Ideas on improving Linux infrastructure for performance on multi-core platforms
With maturing compiler technologies, compile-time analysis can be a very powerful tool for optimizing and monitoring code on any architecture. In combination with modern runtime analysis tools and existing program interfaces to monitor hardware counters, we will survey modern techniques for analyzing performance issues. We propose using performance counter data and sequences of performance events to trigger event handlers in either the application or the operating system. In this way, sequence of performance events can be your debugging breakpoint or a callback. This paper will try to bridge the capabilities of advanced performance monitoring with common software development infrastructure (debuggers, gcc, loader, process scheduler).
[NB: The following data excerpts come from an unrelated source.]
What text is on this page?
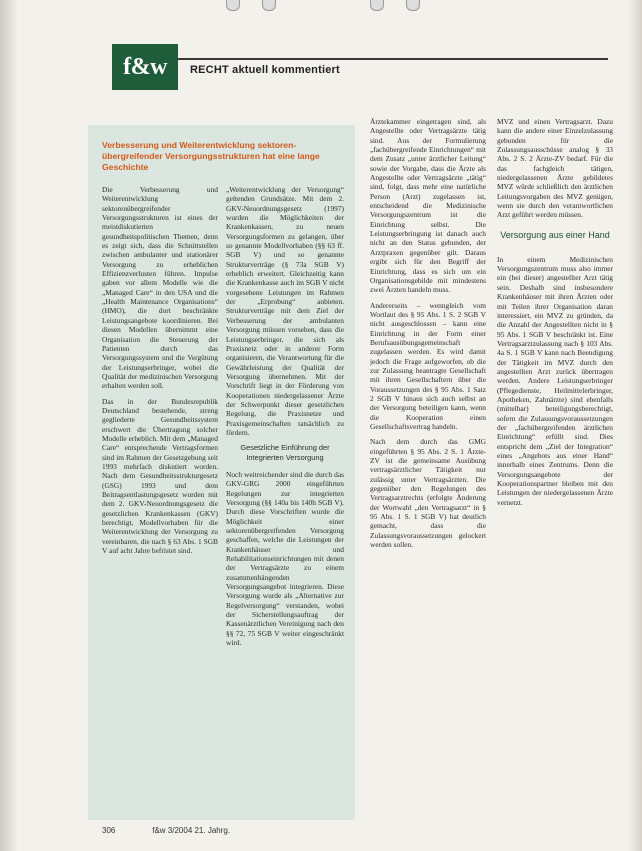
f&w RECHT aktuell kommentiert
Verbesserung und Weiterentwicklung sektoren-übergreifender Versorgungsstrukturen hat eine lange Geschichte

Die Verbesserung und Weiterentwicklung sektorenübergreifender Versorgungsstrukturen ist eines der meistdiskutierten gesundheitspolitischen Themen, denn es zeigt sich, dass die Schnittstellen zwischen ambulanter und stationärer Versorgung zu erheblichen Effizienzverlusten führen. Impulse gaben vor allem Modelle wie die „Managed Care“ in den USA und die „Health Maintenance Organisations“ (HMO), die dort beschränkte Leistungsangebote koordinieren. Bei diesen Modellen übernimmt eine Organisation die Steuerung der Patienten durch das Versorgungssystem und die Vergütung der Leistungserbringer, wobei die Qualität der medizinischen Versorgung erhalten werden soll.

Das in der Bundesrepublik Deutschland bestehende, streng gegliederte Gesundheitssystem erschwert die Übertragung solcher Modelle erheblich. Mit dem „Managed Care“ entsprechende Vertragsformen sind im Rahmen der Gesetzgebung seit 1993 mehrfach diskutiert worden. Nach dem Gesundheitsstrukturgesetz (GSG) 1993 und dem Beitragsentlastungsgesetz wurden mit dem 2. GKV-Neuordnungsgesetz die gesetzlichen Krankenkassen (GKV) berechtigt, Modellvorhaben für die Weiterentwicklung der Versorgung zu vereinbaren, die nach § 63 Abs. 1 SGB V auf acht Jahre befristet sind.

„Weiterentwicklung der Versorgung“ geltenden Grundsätze. Mit dem 2. GKV-Neuordnungsgesetz (1997) wurden die Möglichkeiten der Krankenkassen, zu neuen Versorgungsformen zu gelangen, über so genannte Modellvorhaben (§§ 63 ff. SGB V) und so genannte Strukturverträge (§ 73a SGB V) erheblich erweitert. Gleichzeitig kann die Krankenkasse auch im SGB V nicht vorgesehene Leistungen im Rahmen der „Erprobung“ anbieten. Strukturverträge mit dem Ziel der Verbesserung der ambulanten Versorgung müssen vorsehen, dass die Leistungserbringer, die sich als Praxisnetz oder in anderer Form organisieren, die Verantwortung für die Gewährleistung der Qualität der Versorgung übernehmen. Mit der Vorschrift liegt in der Förderung von Kooperationen niedergelassener Ärzte der Schwerpunkt dieser gesetzlichen Regelung, die Praxisnetze und Praxisgemeinschaften tatsächlich zu fördern.

Gesetzliche Einführung der Integrierten Versorgung

Noch weitreichender sind die durch das GKV-GRG 2000 eingeführten Regelungen zur integrierten Versorgung (§§ 140a bis 140h SGB V). Durch diese Vorschriften wurde die Möglichkeit einer sektorenübergreifenden Versorgung geschaffen, welche die Leistungen der Krankenhäuser und Rehabilitationseinrichtungen mit denen der Vertragsärzte zu einem zusammenhängenden Versorgungsangebot integrieren. Diese Versorgung wurde als „Alternative zur Regelversorgung“ verstanden, wobei der Sicherstellungsauftrag der Kassenärztlichen Vereinigung nach den §§ 72, 75 SGB V weiter eingeschränkt wird.

Ärztekammer eingetragen sind, als Angestellte oder Vertragsärzte tätig sind. Aus der Formulierung „fachübergreifende Einrichtungen“ mit dem Zusatz „unter ärztlicher Leitung“ sowie der Vorgabe, dass die Ärzte als Angestellte oder Vertragsärzte „tätig“ sind, folgt, dass mehr eine natürliche Person (Arzt) zugelassen ist, entscheidend die Medizinische Versorgungszentrum ist die Einrichtung selbst. Die Leistungserbringung ist danach auch nicht an den Status gebunden, der Arztpraxen gegenüber gilt. Daraus ergibt sich für den Begriff der Einrichtung, dass es sich um ein Organisationsgebilde mit mindestens zwei Ärzten handeln muss.

Andererseits – wenngleich vom Wortlaut des § 95 Abs. 1 S. 2 SGB V nicht ausgeschlossen – kann eine Einrichtung in der Form einer Berufsausübungsgemeinschaft zugelassen werden. Es wird damit jedoch die Frage aufgeworfen, ob die zur Zulassung beantragte Gesellschaft mit ihren Gesellschaftern über die Voraussetzungen des § 95 Abs. 1 Satz 2 SGB V hinaus sich auch selbst an der Versorgung beteiligen kann, wenn die Kooperation einen Gesellschaftsvertrag handeln.

Nach dem durch das GMG eingeführten § 95 Abs. 2 S. 1 Ärzte-ZV ist die gemeinsame Ausübung vertragsärztlicher Tätigkeit nur zulässig unter Vertragsärzten. Die gegenüber den Regelungen des Vertragsarztrechts (erfolgte Änderung der Wortwahl „den Vertragsarzt“ in § 95 Abs. 1 S. 1 SGB V) hat deutlich gemacht, dass die Zulassungsvoraussetzungen gelockert werden sollen.

MVZ und einen Vertragsarzt. Dazu kann die andere einer Einzelzulassung gebunden für die Zulassungsausschüsse analog § 33 Abs. 2 S. 2 Ärzte-ZV bedarf. Für die das fachgleich tätigen, niedergelassenen Ärzte gebildetes MVZ würde schließlich den ärztlichen Leitungsvorgaben des MVZ genügen, wenn sie durch den verantwortlichen Arzt geführt werden müssen.

Versorgung aus einer Hand

In einem Medizinischen Versorgungszentrum muss also immer ein (bei dieser) angestellter Arzt tätig sein. Deshalb sind insbesondere Krankenhäuser mit ihren Ärzten oder mit Teilen ihrer Organisation daran interessiert, ein MVZ zu gründen, da die Anzahl der Angestellten nicht in § 95 Abs. 1 SGB V beschränkt ist. Eine Vertragsarztzulassung nach § 103 Abs. 4a S. 1 SGB V kann nach Beendigung der Tätigkeit im MVZ durch den angestellten Arzt zurück übertragen werden. Andere Leistungserbringer (Pflegedienste, Heilmittelerbringer, Apotheken, Zahnärzte) sind ebenfalls (mittelbar) beteiligungsberechtigt, sofern die Zulassungsvoraussetzungen der „fachübergreifenden ärztlichen Einrichtung“ erfüllt sind. Dies entspricht dem „Ziel der Integration“ eines „Angebots aus einer Hand“ innerhalb eines Zentrums. Denn die Versorgungsangebote der Kooperationspartner bleiben mit den Leistungen der niedergelassenen Ärzte vernetzt.

306	f&w 3/2004 21. Jahrg.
One proposed approach is to extend the run-time environment with an interface layer that will filter performance profiles, capture sequences of performance hazards, and provide summary data to the OS, debuggers, or application.
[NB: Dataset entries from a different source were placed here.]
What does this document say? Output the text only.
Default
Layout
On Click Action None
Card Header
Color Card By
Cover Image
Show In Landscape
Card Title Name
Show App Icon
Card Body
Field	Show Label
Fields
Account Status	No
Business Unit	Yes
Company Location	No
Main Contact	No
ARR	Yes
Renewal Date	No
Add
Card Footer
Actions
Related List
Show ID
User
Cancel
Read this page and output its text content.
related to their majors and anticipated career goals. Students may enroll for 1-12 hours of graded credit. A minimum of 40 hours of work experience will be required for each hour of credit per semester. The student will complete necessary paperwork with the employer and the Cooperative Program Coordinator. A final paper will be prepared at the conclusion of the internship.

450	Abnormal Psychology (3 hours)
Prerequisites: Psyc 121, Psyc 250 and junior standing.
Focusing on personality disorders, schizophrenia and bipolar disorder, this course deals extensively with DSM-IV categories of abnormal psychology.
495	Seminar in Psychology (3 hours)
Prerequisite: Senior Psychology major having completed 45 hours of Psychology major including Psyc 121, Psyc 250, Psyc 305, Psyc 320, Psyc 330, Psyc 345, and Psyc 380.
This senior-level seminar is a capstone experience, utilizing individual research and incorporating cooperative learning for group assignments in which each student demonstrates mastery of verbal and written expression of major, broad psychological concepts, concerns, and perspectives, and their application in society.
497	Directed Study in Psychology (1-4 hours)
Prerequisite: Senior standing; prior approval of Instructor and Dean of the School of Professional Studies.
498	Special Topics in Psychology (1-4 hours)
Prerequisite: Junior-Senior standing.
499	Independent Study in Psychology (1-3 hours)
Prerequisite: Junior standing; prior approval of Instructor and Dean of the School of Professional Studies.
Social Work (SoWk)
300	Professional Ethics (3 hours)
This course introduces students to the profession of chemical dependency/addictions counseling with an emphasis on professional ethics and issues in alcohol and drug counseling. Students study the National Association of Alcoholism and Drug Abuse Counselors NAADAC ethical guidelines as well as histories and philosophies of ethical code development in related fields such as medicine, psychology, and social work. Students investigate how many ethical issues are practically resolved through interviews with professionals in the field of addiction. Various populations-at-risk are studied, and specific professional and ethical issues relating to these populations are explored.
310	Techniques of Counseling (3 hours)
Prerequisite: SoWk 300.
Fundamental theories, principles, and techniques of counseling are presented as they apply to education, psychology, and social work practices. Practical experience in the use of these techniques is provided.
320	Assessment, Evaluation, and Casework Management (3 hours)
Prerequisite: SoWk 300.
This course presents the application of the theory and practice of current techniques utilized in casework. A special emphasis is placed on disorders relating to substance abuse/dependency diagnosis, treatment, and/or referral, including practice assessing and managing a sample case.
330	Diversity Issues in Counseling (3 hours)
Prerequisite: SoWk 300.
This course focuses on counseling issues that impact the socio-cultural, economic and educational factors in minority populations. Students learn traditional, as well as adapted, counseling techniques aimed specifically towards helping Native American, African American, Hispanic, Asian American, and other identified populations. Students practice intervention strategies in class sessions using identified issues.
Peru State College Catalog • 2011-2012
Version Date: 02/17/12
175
With the introduction of hyper-threading technology several years ago, there were obvious challenges to look beyond a single running process to monitor and schedule compute intensive processes on multi-threaded cores. Multi-level memory hierarchy and scaling on SMP systems complicated the situation even further, causing essential changes in kernel scheduler and performance tools. In the era of parallel and platform computing, we rely less on single execution process performance - with each component optimized by the compiler - and it becomes important to evaluate performance of the platform as a whole. The new concept of performance adaptive schedulers is one example of intelligently maximizing the performance on platform level of CMP systems. Performance data at higher granularity and a concept of processor efficiency per functionality can be applied to making intelligent decisions on process scheduling in the operating system.
Towards the end, we will suggest particular improvements in performance and run-time tools as a reflection of proposed approaches and transition to platform-level optimization goals.